The fried beehoon ($1.20) is as simple as it gets. Fried with soy sauce, oil and some bean sprouts, it holds back on the dark soy sauce so that there is almost no sweetness in the taste.

Sample fried beehoon from any typical economic beehoon stall in Singapore and you’ll find that the opposite is often true — there is either a lack of flavour or an over-sweetness in the flavour due to too much dark, sweet soy sauce added.

 

The same is true of the fried yellow noodles ($1.20). Many patrons would opt for it as it has a richer egg noodle flavour but again the taste is stripped down — enough savouriness, fried richness, a bit of towgay and that’s it. The texture of the noodles is softer but still with a bit of bite.

They will ask if you want chilli and again there is that less-is-more approach — with spiciness, a hint of sourness and absolutely no sweet or savoury notes. The chilli sauce just adds….chilli and that’s it.

Contrast that to other chilli sauce offerings from other economic beehoon stalls. The flavour is usually power packed with a lot of oil and dried shrimp flavour or very very sweet, both of which will dominate the inherently basic fried staple taste.

 

The Fish & Peanut Porridge ($1.20) is equally simple.

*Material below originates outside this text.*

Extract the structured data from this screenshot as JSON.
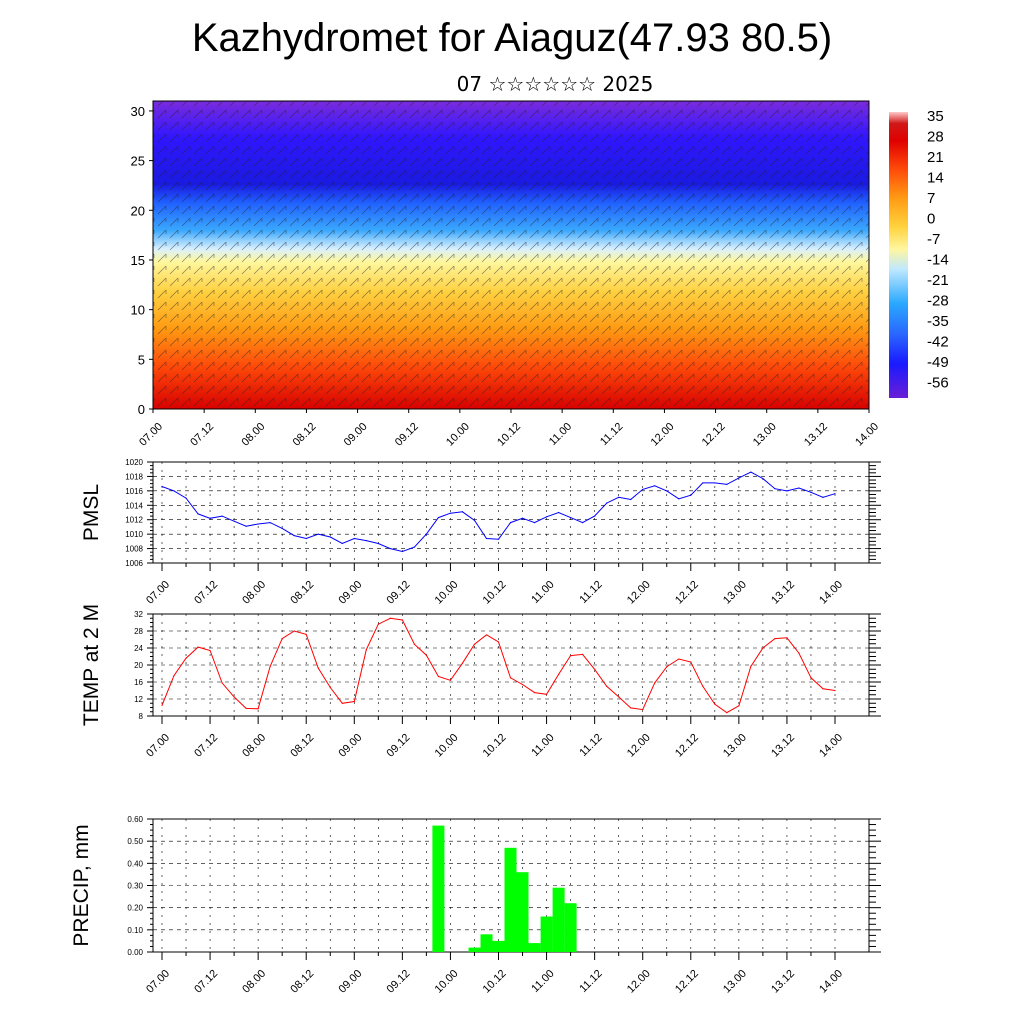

A traditional Cantonese dish, it’s flavoured with just dried salted fish and peanuts and the taste has a very straightforward savouriness, with hints of oil-richness coming from the peanuts.

It’s definitely different from how good Cantonese porridge is supposed to be — thick, creamy and rich. The porridge rice grains here are smooth but the consistency is more watery, with the salted fish bits and soft peanuts give the dish a nice texture.

Observe some of the patrons and you’ll see them mixing fried beehoon with their porridge, which is why you’ll hear the nickname “shark’s fin porridge”. It has a similar look to the real thing and the fried beehoon gives the porridge more texture and adds oil-richness to the taste.